A chiral sodium lanthanum sulfate for second-order nonlinear optics and proton conduction

Abstract

Chiral metal sulfates have demonstrated potential applications in various areas such as ferroelectricity and nonlinear optics (NLO) due to their non-centrosymmetric structural features. However, the synthesis of chiral metal sulfates remains a formidable challenge, as tuning the polarizability and anisotropy of the highly symmetric tetrahedral sulfate group is particularly difficult. In this context, we have rationally synthesized a chiral sodium lanthanum sulfate, NaLa(SO₄)₂(H₂O), through the combination of alkali and rare-earth cations. The compound exhibits NLO response with a short absorption cutoff edge (<192 nm). Theoretical calculations suggest that the NLO response mainly originates from the synergistic cooperation of [LaO₉] polyhedra and [SO₄] tetrahedra.
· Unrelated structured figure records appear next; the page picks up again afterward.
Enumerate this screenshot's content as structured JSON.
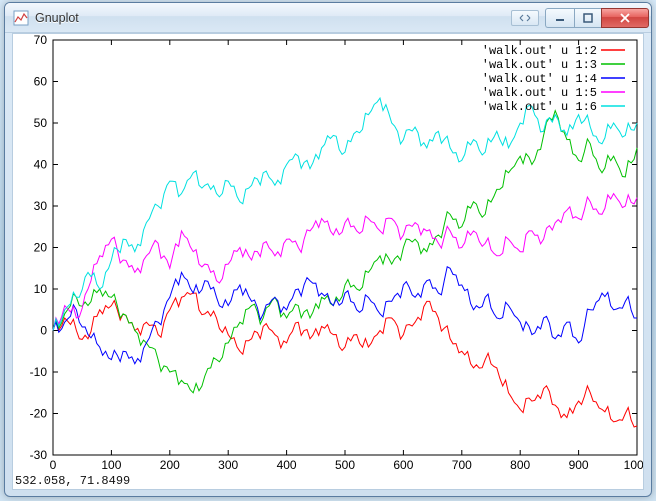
{
  "window": {
    "title": "Gnuplot"
  },
  "status": {
    "coords": "532.058,  71.8499"
  },
  "chart": {
    "type": "line",
    "background_color": "#ffffff",
    "frame_color": "#000000",
    "tick_color": "#000000",
    "xlim": [
      0,
      1000
    ],
    "ylim": [
      -30,
      70
    ],
    "xtick_step": 100,
    "ytick_step": 10,
    "tick_fontsize": 12,
    "legend_fontsize": 12,
    "line_width": 1,
    "legend_position": "top-right",
    "series": [
      {
        "label": "'walk.out' u 1:2",
        "color": "#ff0000",
        "data": [
          [
            0,
            0
          ],
          [
            20,
            3
          ],
          [
            40,
            0
          ],
          [
            60,
            -2
          ],
          [
            80,
            5
          ],
          [
            100,
            6
          ],
          [
            120,
            4
          ],
          [
            140,
            0
          ],
          [
            160,
            2
          ],
          [
            180,
            -1
          ],
          [
            200,
            5
          ],
          [
            220,
            8
          ],
          [
            240,
            9
          ],
          [
            260,
            4
          ],
          [
            280,
            3
          ],
          [
            300,
            -1
          ],
          [
            320,
            -5
          ],
          [
            340,
            -2
          ],
          [
            360,
            1
          ],
          [
            380,
            -1
          ],
          [
            400,
            -3
          ],
          [
            420,
            2
          ],
          [
            440,
            -2
          ],
          [
            460,
            1
          ],
          [
            480,
            -1
          ],
          [
            500,
            -4
          ],
          [
            520,
            -1
          ],
          [
            540,
            -4
          ],
          [
            560,
            0
          ],
          [
            580,
            3
          ],
          [
            600,
            -1
          ],
          [
            620,
            2
          ],
          [
            640,
            7
          ],
          [
            660,
            3
          ],
          [
            680,
            -2
          ],
          [
            700,
            -5
          ],
          [
            720,
            -9
          ],
          [
            740,
            -7
          ],
          [
            760,
            -9
          ],
          [
            780,
            -15
          ],
          [
            800,
            -19
          ],
          [
            820,
            -17
          ],
          [
            840,
            -14
          ],
          [
            860,
            -18
          ],
          [
            880,
            -21
          ],
          [
            900,
            -17
          ],
          [
            920,
            -15
          ],
          [
            940,
            -19
          ],
          [
            960,
            -22
          ],
          [
            980,
            -20
          ],
          [
            1000,
            -23
          ]
        ]
      },
      {
        "label": "'walk.out' u 1:3",
        "color": "#00c000",
        "data": [
          [
            0,
            0
          ],
          [
            20,
            4
          ],
          [
            40,
            8
          ],
          [
            60,
            6
          ],
          [
            80,
            10
          ],
          [
            100,
            8
          ],
          [
            120,
            4
          ],
          [
            140,
            0
          ],
          [
            160,
            -3
          ],
          [
            180,
            -7
          ],
          [
            200,
            -10
          ],
          [
            220,
            -12
          ],
          [
            240,
            -15
          ],
          [
            260,
            -11
          ],
          [
            280,
            -7
          ],
          [
            300,
            -3
          ],
          [
            320,
            2
          ],
          [
            340,
            6
          ],
          [
            360,
            3
          ],
          [
            380,
            8
          ],
          [
            400,
            3
          ],
          [
            420,
            6
          ],
          [
            440,
            3
          ],
          [
            460,
            8
          ],
          [
            480,
            6
          ],
          [
            500,
            11
          ],
          [
            520,
            10
          ],
          [
            540,
            14
          ],
          [
            560,
            18
          ],
          [
            580,
            16
          ],
          [
            600,
            20
          ],
          [
            620,
            22
          ],
          [
            640,
            19
          ],
          [
            660,
            23
          ],
          [
            680,
            28
          ],
          [
            700,
            25
          ],
          [
            720,
            31
          ],
          [
            740,
            28
          ],
          [
            760,
            34
          ],
          [
            780,
            38
          ],
          [
            800,
            42
          ],
          [
            820,
            40
          ],
          [
            840,
            47
          ],
          [
            860,
            53
          ],
          [
            880,
            46
          ],
          [
            900,
            41
          ],
          [
            920,
            45
          ],
          [
            940,
            38
          ],
          [
            960,
            42
          ],
          [
            980,
            37
          ],
          [
            1000,
            44
          ]
        ]
      },
      {
        "label": "'walk.out' u 1:4",
        "color": "#0000ff",
        "data": [
          [
            0,
            0
          ],
          [
            20,
            2
          ],
          [
            40,
            5
          ],
          [
            60,
            -1
          ],
          [
            80,
            -4
          ],
          [
            100,
            -7
          ],
          [
            120,
            -5
          ],
          [
            140,
            -8
          ],
          [
            160,
            -3
          ],
          [
            180,
            2
          ],
          [
            200,
            8
          ],
          [
            220,
            14
          ],
          [
            240,
            9
          ],
          [
            260,
            12
          ],
          [
            280,
            8
          ],
          [
            300,
            6
          ],
          [
            320,
            11
          ],
          [
            340,
            7
          ],
          [
            360,
            4
          ],
          [
            380,
            8
          ],
          [
            400,
            5
          ],
          [
            420,
            10
          ],
          [
            440,
            12
          ],
          [
            460,
            9
          ],
          [
            480,
            6
          ],
          [
            500,
            9
          ],
          [
            520,
            5
          ],
          [
            540,
            8
          ],
          [
            560,
            4
          ],
          [
            580,
            7
          ],
          [
            600,
            11
          ],
          [
            620,
            8
          ],
          [
            640,
            12
          ],
          [
            660,
            9
          ],
          [
            680,
            15
          ],
          [
            700,
            11
          ],
          [
            720,
            5
          ],
          [
            740,
            8
          ],
          [
            760,
            3
          ],
          [
            780,
            6
          ],
          [
            800,
            2
          ],
          [
            820,
            -1
          ],
          [
            840,
            3
          ],
          [
            860,
            -2
          ],
          [
            880,
            2
          ],
          [
            900,
            -3
          ],
          [
            920,
            5
          ],
          [
            940,
            9
          ],
          [
            960,
            5
          ],
          [
            980,
            7
          ],
          [
            1000,
            3
          ]
        ]
      },
      {
        "label": "'walk.out' u 1:5",
        "color": "#ff00ff",
        "data": [
          [
            0,
            0
          ],
          [
            20,
            6
          ],
          [
            40,
            3
          ],
          [
            60,
            10
          ],
          [
            80,
            18
          ],
          [
            100,
            22
          ],
          [
            120,
            17
          ],
          [
            140,
            14
          ],
          [
            160,
            18
          ],
          [
            180,
            21
          ],
          [
            200,
            15
          ],
          [
            220,
            24
          ],
          [
            240,
            19
          ],
          [
            260,
            16
          ],
          [
            280,
            12
          ],
          [
            300,
            16
          ],
          [
            320,
            20
          ],
          [
            340,
            17
          ],
          [
            360,
            21
          ],
          [
            380,
            18
          ],
          [
            400,
            22
          ],
          [
            420,
            20
          ],
          [
            440,
            24
          ],
          [
            460,
            27
          ],
          [
            480,
            23
          ],
          [
            500,
            26
          ],
          [
            520,
            24
          ],
          [
            540,
            27
          ],
          [
            560,
            24
          ],
          [
            580,
            27
          ],
          [
            600,
            23
          ],
          [
            620,
            26
          ],
          [
            640,
            24
          ],
          [
            660,
            21
          ],
          [
            680,
            24
          ],
          [
            700,
            20
          ],
          [
            720,
            24
          ],
          [
            740,
            21
          ],
          [
            760,
            18
          ],
          [
            780,
            22
          ],
          [
            800,
            19
          ],
          [
            820,
            24
          ],
          [
            840,
            22
          ],
          [
            860,
            26
          ],
          [
            880,
            29
          ],
          [
            900,
            27
          ],
          [
            920,
            31
          ],
          [
            940,
            28
          ],
          [
            960,
            33
          ],
          [
            980,
            30
          ],
          [
            1000,
            32
          ]
        ]
      },
      {
        "label": "'walk.out' u 1:6",
        "color": "#00e0e0",
        "data": [
          [
            0,
            0
          ],
          [
            20,
            5
          ],
          [
            40,
            8
          ],
          [
            60,
            14
          ],
          [
            80,
            10
          ],
          [
            100,
            17
          ],
          [
            120,
            22
          ],
          [
            140,
            19
          ],
          [
            160,
            26
          ],
          [
            180,
            30
          ],
          [
            200,
            36
          ],
          [
            220,
            33
          ],
          [
            240,
            38
          ],
          [
            260,
            35
          ],
          [
            280,
            33
          ],
          [
            300,
            36
          ],
          [
            320,
            31
          ],
          [
            340,
            35
          ],
          [
            360,
            38
          ],
          [
            380,
            35
          ],
          [
            400,
            40
          ],
          [
            420,
            42
          ],
          [
            440,
            39
          ],
          [
            460,
            44
          ],
          [
            480,
            47
          ],
          [
            500,
            43
          ],
          [
            520,
            48
          ],
          [
            540,
            52
          ],
          [
            560,
            56
          ],
          [
            580,
            50
          ],
          [
            600,
            46
          ],
          [
            620,
            49
          ],
          [
            640,
            44
          ],
          [
            660,
            48
          ],
          [
            680,
            44
          ],
          [
            700,
            41
          ],
          [
            720,
            46
          ],
          [
            740,
            43
          ],
          [
            760,
            48
          ],
          [
            780,
            44
          ],
          [
            800,
            50
          ],
          [
            820,
            54
          ],
          [
            840,
            48
          ],
          [
            860,
            52
          ],
          [
            880,
            47
          ],
          [
            900,
            52
          ],
          [
            920,
            49
          ],
          [
            940,
            45
          ],
          [
            960,
            50
          ],
          [
            980,
            47
          ],
          [
            1000,
            50
          ]
        ]
      }
    ]
  }
}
Furthermore, NaLa(SO₄)₂(H₂O) may potentially achieve birefringence phase matching, as predicated by high birefringence (0.13 @ 1064 nm) in theoretical calculations. Additionally, NaLa(SO₄)₂(H₂O) shows a high proton conductivity of 3.22 × 10⁻³ S cm⁻¹ under 85 °C and 98% relative humidity. The complementary cation strategy of this work offers a new paradigm for the controllable synthesis of chiral metal sulfates and development of functional materials.